La première raison est financière et médiatique. Les clubs turcs, surtout les plus populaires, proposent des salaires attractifs et un environnement où le football est vécu avec une intensité rare, ce qui pèse dans le choix des joueurs et des agents. Des acteurs du marché expliquent aussi que les contrats peuvent être négociés en “net” et que l’argument économique, combiné à la ferveur locale, convainc beaucoup de profils africains.

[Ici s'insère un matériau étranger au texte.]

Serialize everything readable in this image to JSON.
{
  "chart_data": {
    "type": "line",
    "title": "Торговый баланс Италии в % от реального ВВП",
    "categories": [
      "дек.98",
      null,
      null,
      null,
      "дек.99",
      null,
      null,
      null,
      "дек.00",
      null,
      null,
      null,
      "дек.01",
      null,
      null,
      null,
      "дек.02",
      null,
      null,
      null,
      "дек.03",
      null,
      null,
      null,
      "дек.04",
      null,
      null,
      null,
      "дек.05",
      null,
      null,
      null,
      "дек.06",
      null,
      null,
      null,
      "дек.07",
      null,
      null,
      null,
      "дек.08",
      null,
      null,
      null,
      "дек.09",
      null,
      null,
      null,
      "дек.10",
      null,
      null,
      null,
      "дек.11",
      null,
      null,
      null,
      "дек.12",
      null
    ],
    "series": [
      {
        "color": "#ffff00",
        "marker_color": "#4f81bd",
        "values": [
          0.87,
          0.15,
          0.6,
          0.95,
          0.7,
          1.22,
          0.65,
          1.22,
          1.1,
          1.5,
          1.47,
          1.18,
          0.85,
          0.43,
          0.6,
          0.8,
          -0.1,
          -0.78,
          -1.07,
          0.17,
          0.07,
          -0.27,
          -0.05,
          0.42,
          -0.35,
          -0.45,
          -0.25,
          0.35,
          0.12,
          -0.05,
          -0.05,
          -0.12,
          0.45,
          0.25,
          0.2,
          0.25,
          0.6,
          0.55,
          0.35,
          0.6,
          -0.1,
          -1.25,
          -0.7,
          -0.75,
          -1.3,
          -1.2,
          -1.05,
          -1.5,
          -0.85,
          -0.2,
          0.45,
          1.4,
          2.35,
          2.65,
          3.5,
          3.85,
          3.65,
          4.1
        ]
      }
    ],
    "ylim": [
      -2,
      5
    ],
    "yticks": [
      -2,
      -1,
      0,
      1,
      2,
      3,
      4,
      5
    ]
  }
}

Ensuite, il y a le projet sportif. La Turquie veut renforcer sa place en Europe et certains clubs cherchent à se construire une image de tremplin, en recrutant plus vite, plus fort, et en offrant une exposition immédiate dans un championnat très suivi, avec la possibilité de jouer les compétitions européennes pour les cadors.
Enfin, les règles de championnat créent mécaniquement de la demande. La fédération turque autorise jusqu’à 14 joueurs étrangers sur la liste A, avec une part réservée à des profils jeunes, ce qui pousse les clubs à se tourner vers des marchés “rentables” et riches en talents, dont l’Afrique. Et il faut aussi rappeler l’envers du décor, la Turquie n’est pas toujours un eldorado, certains clubs ont connu des difficultés de trésorerie, avec des retards de paiement évoqués par la presse sportive.